Long-Term Management In Mental Health Recovery

When someone believes themselves to have recovered from their mental health problem, it’s still important to continue to use appropriate self-management techniques. By remaining aware of feelings, triggers, and emotions, it’s possible to ward off any future problems and to anticipate a possible relapse. It’s important never to take your mental health for granted.

It’s important to try to stay as well as possible once you are in recovery. Prevention is better than cure, and preventing a crisis from developing is always a better approach than tackling a crisis which has already developed. Using coping strategies which work for you, including keeping a mood diary, living a healthy lifestyle, exercising regularly, eating well, monitoring sleep patterns and controlling medication properly is the best solution to ensure a long-term recovery.

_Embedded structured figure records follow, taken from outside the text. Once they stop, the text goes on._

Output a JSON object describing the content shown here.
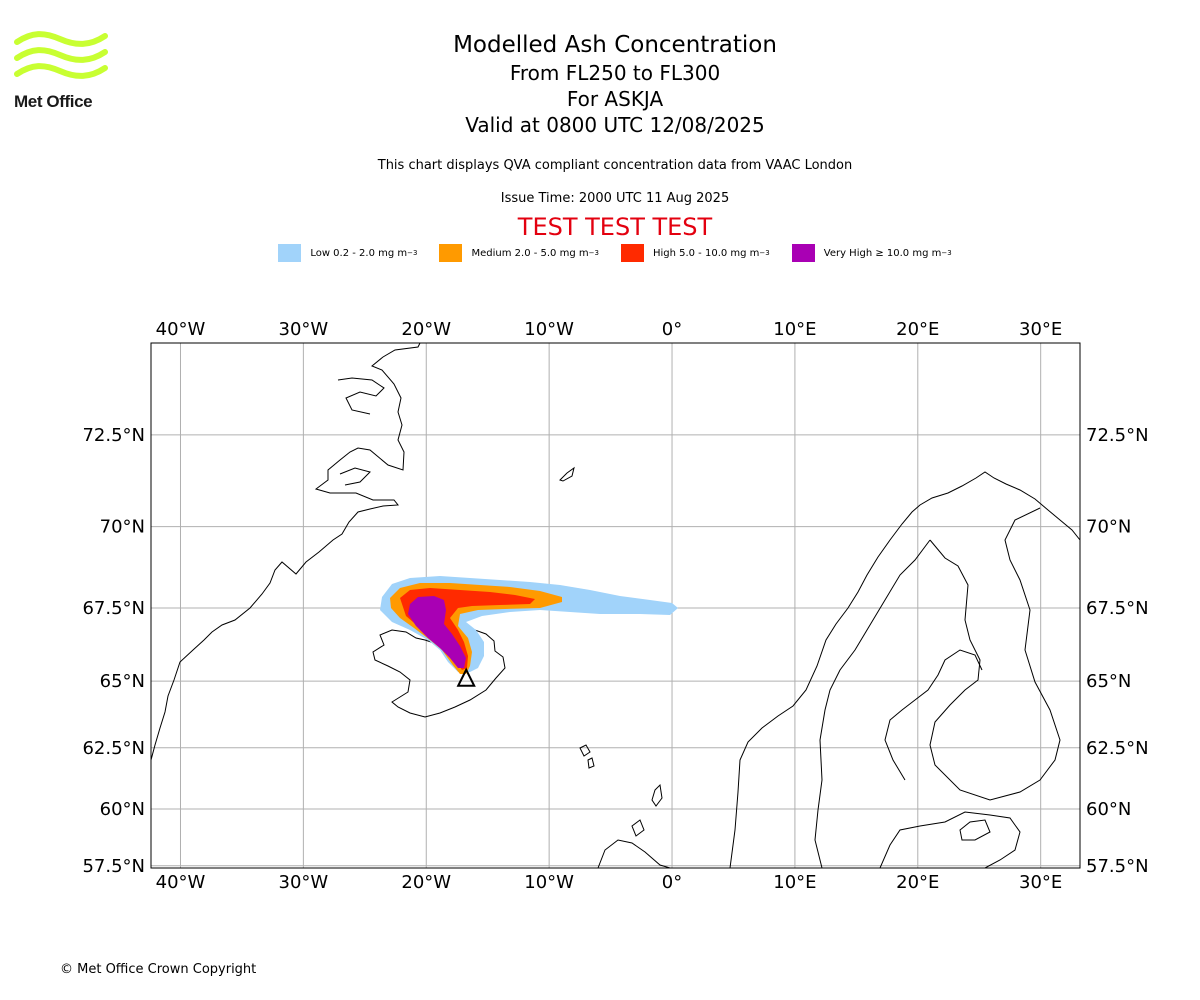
{
  "header": {
    "logo_text": "Met Office",
    "title": "Modelled Ash Concentration",
    "subtitle_levels": "From FL250 to FL300",
    "subtitle_volcano": "For ASKJA",
    "subtitle_valid": "Valid at 0800 UTC 12/08/2025",
    "description": "This chart displays QVA compliant concentration data from VAAC London",
    "issue_time": "Issue Time: 2000 UTC 11 Aug 2025",
    "test_banner": "TEST TEST TEST"
  },
  "legend": [
    {
      "label": "Low 0.2 - 2.0 mg m",
      "color": "#a1d3fa"
    },
    {
      "label": "Medium 2.0 - 5.0 mg m",
      "color": "#ff9a00"
    },
    {
      "label": "High 5.0 - 10.0 mg m",
      "color": "#ff2a00"
    },
    {
      "label": "Very High ≥ 10.0 mg m",
      "color": "#a900b4"
    }
  ],
  "legend_unit_exponent": "−3",
  "colors": {
    "test_banner": "#e3000f",
    "logo": "#c8ff32",
    "grid": "#b0b0b0",
    "coast": "#000000"
  },
  "map": {
    "lon_range": [
      -42.4,
      33.2
    ],
    "lat_range": [
      57.4,
      74.7
    ],
    "lon_ticks": [
      {
        "value": -40,
        "label": "40°W"
      },
      {
        "value": -30,
        "label": "30°W"
      },
      {
        "value": -20,
        "label": "20°W"
      },
      {
        "value": -10,
        "label": "10°W"
      },
      {
        "value": 0,
        "label": "0°"
      },
      {
        "value": 10,
        "label": "10°E"
      },
      {
        "value": 20,
        "label": "20°E"
      },
      {
        "value": 30,
        "label": "30°E"
      }
    ],
    "lat_ticks": [
      {
        "value": 72.5,
        "label": "72.5°N"
      },
      {
        "value": 70,
        "label": "70°N"
      },
      {
        "value": 67.5,
        "label": "67.5°N"
      },
      {
        "value": 65,
        "label": "65°N"
      },
      {
        "value": 62.5,
        "label": "62.5°N"
      },
      {
        "value": 60,
        "label": "60°N"
      },
      {
        "value": 57.5,
        "label": "57.5°N"
      }
    ],
    "volcano": {
      "lon": -16.75,
      "lat": 65.05
    }
  },
  "footer": {
    "copyright": "© Met Office Crown Copyright"
  }
}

Some self-management techniques for long-term mental health recovery include:

  • Avoiding excessive stimulation
  • Taking time out to become more aware of situations
  • Journaling emotions and feelings
  • Talking to understanding people
  • Exercising regularly
  • Eating healthy and regularly
  • Controlling medications effectively
  • Using meditation and mindfulness
  • Having a regular routine
  • Avoiding excessive stress and pressure
  • Staying active to avoid dwelling on problems
  • Finding sufficient time to relax and de-stress

Although the process of mental health recovery isn’t an easy road to travel, it’s essential to embark on it if you’re going to live a full, happy and satisfying life. Once you’ve taken the decision to try to get better, there should be no looking back.